Il existe deux types d'exécution provisoire. La première, à l'initiative du juge, est facultative. Elle est, en général, prononcée "à la condition que le juge l'estime nécessaire et compatible avec la nature de l'affaire" (1). La seconde, qui nous intéresse plus particulièrement dans cette espèce, est obligatoire et prévue spécialement par le législateur. Il s'agit de l'exécution provisoire de droit qui concerne certaines décisions qui, par leur nature, nécessitent d'obtenir une exécution immédiate. Ainsi en va-t-il, par exemple, des ordonnances de référé, des décisions ordonnant des mesures conservatoires ou accordant une provision à un créancier (2).
Mais l'exécution provisoire de droit est, également, accordée par le législateur pour des décisions dont il estime qu'elles méritent d'être exécutées immédiatement. Dans ce domaine, à côté de décisions relatives aux procédures collectives (3) ou au droit de la Sécurité sociale (4), les décisions prud'homales tiennent une place de choix. En effet, le Code du travail prévoit que certaines décisions du bureau de conciliation, mais, surtout, de nombreuses décisions du bureau de jugement, sont soumises à l'exécution provisoire de droit (5). Cela est, notamment, le cas des "jugements qui ordonnent le paiement de sommes au titre des rémunérations et indemnités [...] dans la limite maximum de neuf mois de salaire calculés sur la moyenne des trois derniers mois de salaire". On explique, en général, cette règle par le caractère alimentaire que revêtent les sommes concernées (6).
Du fait de l'ampleur du contentieux prud'homal et de la fréquence des demandes relatives aux salaires, il n'était donc pas étonnant que la question de l'arrêt de l'exécution provisoire de droit se pose rapidement à la Chambre sociale de la Cour de cassation.
Le mécanisme de l'exécution provisoire n'est, pourtant, pas absolu. Ainsi, l'article 524 du Nouveau Code de procédure civile prévoit, depuis longtemps, des recours contre un tel effet revêtu par le jugement de première instance. Cette compétence revient le plus souvent au Premier président de la cour d'appel saisie qui peut, en référé, arrêter l'exécution provisoire.
Si ce magistrat avait la faculté d'arrêter l'exécution provisoire facultative lorsqu'elle avait été prononcée alors qu'elle était interdite, ou lorsqu'elle entraînait des conséquences manifestement excessives, il n'y avait, pendant longtemps, aucune disposition lui permettant d'arrêter l'exécution provisoire de droit. Mais, une modification de l'article 524 du Nouveau Code de procédure civile, opérée en 2004, a introduit deux hypothèses dans lesquelles une telle mesure peut intervenir (7).

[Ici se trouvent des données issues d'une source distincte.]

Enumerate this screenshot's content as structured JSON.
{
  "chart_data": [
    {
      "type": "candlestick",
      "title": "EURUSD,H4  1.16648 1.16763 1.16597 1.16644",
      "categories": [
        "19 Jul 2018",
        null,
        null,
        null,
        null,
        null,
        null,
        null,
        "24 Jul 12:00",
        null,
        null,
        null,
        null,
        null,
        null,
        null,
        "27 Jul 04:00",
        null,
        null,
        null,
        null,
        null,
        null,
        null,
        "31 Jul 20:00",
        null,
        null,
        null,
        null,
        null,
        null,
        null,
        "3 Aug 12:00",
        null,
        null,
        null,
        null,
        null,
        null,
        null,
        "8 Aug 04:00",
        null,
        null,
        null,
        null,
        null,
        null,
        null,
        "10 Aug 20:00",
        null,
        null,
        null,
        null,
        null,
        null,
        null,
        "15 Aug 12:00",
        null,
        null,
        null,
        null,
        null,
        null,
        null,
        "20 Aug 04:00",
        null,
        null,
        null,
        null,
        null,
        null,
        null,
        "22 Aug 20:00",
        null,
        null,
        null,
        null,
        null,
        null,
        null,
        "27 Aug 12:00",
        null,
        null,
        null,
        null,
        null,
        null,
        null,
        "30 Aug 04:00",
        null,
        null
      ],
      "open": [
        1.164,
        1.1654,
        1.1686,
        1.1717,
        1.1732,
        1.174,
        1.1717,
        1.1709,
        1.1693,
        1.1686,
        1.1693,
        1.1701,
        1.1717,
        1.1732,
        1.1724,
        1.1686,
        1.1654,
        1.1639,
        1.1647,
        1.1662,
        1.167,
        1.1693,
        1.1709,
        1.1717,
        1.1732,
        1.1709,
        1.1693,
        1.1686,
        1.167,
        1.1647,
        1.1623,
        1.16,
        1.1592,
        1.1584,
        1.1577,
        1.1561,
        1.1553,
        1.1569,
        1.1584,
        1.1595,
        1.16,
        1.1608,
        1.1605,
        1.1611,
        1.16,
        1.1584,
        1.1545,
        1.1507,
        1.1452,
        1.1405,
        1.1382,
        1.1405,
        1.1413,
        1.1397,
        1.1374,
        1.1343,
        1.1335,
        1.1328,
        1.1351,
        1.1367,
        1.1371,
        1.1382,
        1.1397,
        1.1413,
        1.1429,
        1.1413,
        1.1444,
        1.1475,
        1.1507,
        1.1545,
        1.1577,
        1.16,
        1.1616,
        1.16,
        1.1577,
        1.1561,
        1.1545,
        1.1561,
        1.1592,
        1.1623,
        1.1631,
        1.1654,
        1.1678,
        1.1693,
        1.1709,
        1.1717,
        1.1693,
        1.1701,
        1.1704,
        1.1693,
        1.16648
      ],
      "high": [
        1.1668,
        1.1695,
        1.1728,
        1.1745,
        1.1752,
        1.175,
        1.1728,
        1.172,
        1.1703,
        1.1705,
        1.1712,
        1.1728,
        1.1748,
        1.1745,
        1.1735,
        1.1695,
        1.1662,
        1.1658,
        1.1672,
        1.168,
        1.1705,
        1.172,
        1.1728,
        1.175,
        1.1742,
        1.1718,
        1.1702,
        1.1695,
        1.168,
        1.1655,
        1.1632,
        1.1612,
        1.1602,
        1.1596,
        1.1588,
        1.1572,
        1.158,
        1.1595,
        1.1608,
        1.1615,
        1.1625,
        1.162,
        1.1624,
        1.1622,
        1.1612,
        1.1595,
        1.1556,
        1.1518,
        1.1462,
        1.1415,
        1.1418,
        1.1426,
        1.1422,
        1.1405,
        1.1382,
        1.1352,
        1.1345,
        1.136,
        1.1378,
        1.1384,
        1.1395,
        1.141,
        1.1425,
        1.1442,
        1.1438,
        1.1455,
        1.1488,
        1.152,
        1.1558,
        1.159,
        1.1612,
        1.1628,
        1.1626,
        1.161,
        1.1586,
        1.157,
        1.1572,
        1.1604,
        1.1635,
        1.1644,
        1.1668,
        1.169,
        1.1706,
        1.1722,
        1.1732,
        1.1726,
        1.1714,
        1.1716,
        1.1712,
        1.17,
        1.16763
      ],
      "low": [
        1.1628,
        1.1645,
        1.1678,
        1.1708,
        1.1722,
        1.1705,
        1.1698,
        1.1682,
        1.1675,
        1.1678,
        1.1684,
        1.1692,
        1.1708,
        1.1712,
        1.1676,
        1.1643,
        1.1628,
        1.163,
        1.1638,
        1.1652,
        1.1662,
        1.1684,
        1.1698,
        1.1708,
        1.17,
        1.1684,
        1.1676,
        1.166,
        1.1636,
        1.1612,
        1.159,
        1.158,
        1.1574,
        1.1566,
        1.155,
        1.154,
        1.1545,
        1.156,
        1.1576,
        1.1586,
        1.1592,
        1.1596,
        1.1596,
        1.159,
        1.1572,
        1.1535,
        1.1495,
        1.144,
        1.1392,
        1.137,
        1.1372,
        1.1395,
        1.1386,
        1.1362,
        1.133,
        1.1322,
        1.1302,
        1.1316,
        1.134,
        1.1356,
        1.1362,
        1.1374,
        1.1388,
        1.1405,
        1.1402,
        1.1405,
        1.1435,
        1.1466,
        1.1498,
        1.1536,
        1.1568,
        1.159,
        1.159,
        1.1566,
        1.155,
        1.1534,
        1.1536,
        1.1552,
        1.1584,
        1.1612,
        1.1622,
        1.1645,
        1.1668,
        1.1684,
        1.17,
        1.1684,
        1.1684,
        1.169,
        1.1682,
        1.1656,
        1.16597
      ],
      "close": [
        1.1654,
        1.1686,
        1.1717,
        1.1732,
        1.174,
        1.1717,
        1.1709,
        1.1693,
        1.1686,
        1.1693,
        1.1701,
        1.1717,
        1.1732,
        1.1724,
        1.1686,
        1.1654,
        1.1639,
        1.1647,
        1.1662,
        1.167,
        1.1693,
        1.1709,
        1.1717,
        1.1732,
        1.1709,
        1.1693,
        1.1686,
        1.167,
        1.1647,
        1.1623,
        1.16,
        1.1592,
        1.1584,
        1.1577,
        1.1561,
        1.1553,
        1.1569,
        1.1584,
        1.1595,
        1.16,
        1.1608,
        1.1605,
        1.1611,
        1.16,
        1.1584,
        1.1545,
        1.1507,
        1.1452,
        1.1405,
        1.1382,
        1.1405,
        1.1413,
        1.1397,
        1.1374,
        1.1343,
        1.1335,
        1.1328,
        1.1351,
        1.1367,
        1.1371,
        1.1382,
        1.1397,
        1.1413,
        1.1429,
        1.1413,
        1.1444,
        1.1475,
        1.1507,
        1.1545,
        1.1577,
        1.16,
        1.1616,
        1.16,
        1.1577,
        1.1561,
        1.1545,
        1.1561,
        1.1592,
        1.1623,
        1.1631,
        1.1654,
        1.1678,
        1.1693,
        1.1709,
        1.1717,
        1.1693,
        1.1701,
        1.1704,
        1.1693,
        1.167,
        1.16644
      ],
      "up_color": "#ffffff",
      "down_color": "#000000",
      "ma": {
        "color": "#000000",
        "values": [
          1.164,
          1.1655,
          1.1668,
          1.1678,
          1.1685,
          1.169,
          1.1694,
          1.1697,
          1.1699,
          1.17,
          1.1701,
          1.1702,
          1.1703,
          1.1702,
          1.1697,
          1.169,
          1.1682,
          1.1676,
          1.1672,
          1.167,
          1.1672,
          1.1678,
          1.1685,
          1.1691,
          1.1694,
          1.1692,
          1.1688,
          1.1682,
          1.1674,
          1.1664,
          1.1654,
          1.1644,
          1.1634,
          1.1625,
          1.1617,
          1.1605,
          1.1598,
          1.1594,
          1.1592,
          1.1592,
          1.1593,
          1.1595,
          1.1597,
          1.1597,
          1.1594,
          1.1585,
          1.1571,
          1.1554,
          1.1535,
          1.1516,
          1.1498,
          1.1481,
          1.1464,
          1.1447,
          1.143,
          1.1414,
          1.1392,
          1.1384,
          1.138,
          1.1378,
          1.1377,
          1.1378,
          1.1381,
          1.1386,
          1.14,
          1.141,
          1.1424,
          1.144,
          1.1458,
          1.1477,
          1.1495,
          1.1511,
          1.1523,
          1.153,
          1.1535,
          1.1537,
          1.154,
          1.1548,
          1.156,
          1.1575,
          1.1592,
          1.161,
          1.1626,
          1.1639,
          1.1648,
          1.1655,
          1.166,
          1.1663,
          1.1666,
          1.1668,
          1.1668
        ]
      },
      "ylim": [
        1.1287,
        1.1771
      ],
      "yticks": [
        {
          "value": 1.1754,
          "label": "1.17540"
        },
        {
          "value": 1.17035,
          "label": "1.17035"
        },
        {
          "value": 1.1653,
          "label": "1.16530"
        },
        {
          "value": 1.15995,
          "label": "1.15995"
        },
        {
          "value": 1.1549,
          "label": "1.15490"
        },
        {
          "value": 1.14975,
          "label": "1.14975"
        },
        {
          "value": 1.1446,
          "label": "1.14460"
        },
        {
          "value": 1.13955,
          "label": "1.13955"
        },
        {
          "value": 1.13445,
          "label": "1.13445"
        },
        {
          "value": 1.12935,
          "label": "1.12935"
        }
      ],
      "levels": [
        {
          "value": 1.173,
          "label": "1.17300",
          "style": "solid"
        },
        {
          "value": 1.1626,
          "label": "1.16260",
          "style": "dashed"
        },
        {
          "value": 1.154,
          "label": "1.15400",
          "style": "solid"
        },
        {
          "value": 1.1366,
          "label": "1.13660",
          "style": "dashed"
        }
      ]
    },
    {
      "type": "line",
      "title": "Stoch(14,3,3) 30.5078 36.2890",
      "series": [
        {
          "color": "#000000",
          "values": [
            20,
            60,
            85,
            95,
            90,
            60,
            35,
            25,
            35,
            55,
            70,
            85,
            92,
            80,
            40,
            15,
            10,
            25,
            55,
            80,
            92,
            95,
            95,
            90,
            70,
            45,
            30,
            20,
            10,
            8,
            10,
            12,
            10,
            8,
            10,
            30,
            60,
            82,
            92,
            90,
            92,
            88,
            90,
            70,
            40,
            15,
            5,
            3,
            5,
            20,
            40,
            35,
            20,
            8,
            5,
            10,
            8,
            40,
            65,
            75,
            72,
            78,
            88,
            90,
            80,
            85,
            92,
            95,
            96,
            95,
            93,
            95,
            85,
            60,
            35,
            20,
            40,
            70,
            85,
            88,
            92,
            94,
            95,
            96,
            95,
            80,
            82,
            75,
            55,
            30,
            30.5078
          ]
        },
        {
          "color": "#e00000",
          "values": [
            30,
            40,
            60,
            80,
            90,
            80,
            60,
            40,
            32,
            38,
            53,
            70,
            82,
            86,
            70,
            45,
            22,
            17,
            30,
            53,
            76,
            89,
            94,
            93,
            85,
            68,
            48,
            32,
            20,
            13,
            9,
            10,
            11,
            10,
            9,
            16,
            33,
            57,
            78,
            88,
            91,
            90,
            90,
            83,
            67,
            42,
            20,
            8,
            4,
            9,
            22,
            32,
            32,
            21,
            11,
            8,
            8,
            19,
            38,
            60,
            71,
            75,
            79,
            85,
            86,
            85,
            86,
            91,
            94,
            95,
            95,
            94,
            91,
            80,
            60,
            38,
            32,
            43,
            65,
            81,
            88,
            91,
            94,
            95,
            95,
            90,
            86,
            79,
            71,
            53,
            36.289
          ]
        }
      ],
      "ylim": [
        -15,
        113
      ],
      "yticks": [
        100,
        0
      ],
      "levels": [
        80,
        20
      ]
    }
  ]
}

Désormais, le Premier président peut ordonner en référé d'arrêter l'exécution provisoire de droit en cas de violation manifeste du principe du contradictoire ou de l'article 12 du Nouveau Code de procédure civile et lorsque l'exécution risque d'entraîner des conséquences manifestement excessives.
On attendait donc que la Cour de cassation se prononce sur l'interprétation à retenir de ce nouvel alinéa ajouté à l'article 524 du Nouveau Code de procédure civile, spécialement en ce qui concerne la violation de l'article 12 du Nouveau Code de procédure civile, puisque ce texte, berceau de la qualification judiciaire, a une portée très large (8).
L'affaire ayant donné lieu à cet arrêt était relativement simple. Un VRP avait été licencié pour faute grave. Le conseil de prud'hommes saisi estima que le licenciement ne reposait pas sur une faute mais seulement sur une cause réelle et sérieuse et lui allouait, en conséquence, une indemnité spéciale de rupture prévue par l'article 14 de l'Accord national interprofessionnel des VRP du 3 octobre 1975. S'agissant du versement d'indemnités, la décision devait recevoir exécution provisoire de droit en application de l'article R. 516-37 du Code du travail (N° Lexbase : L0640AD3).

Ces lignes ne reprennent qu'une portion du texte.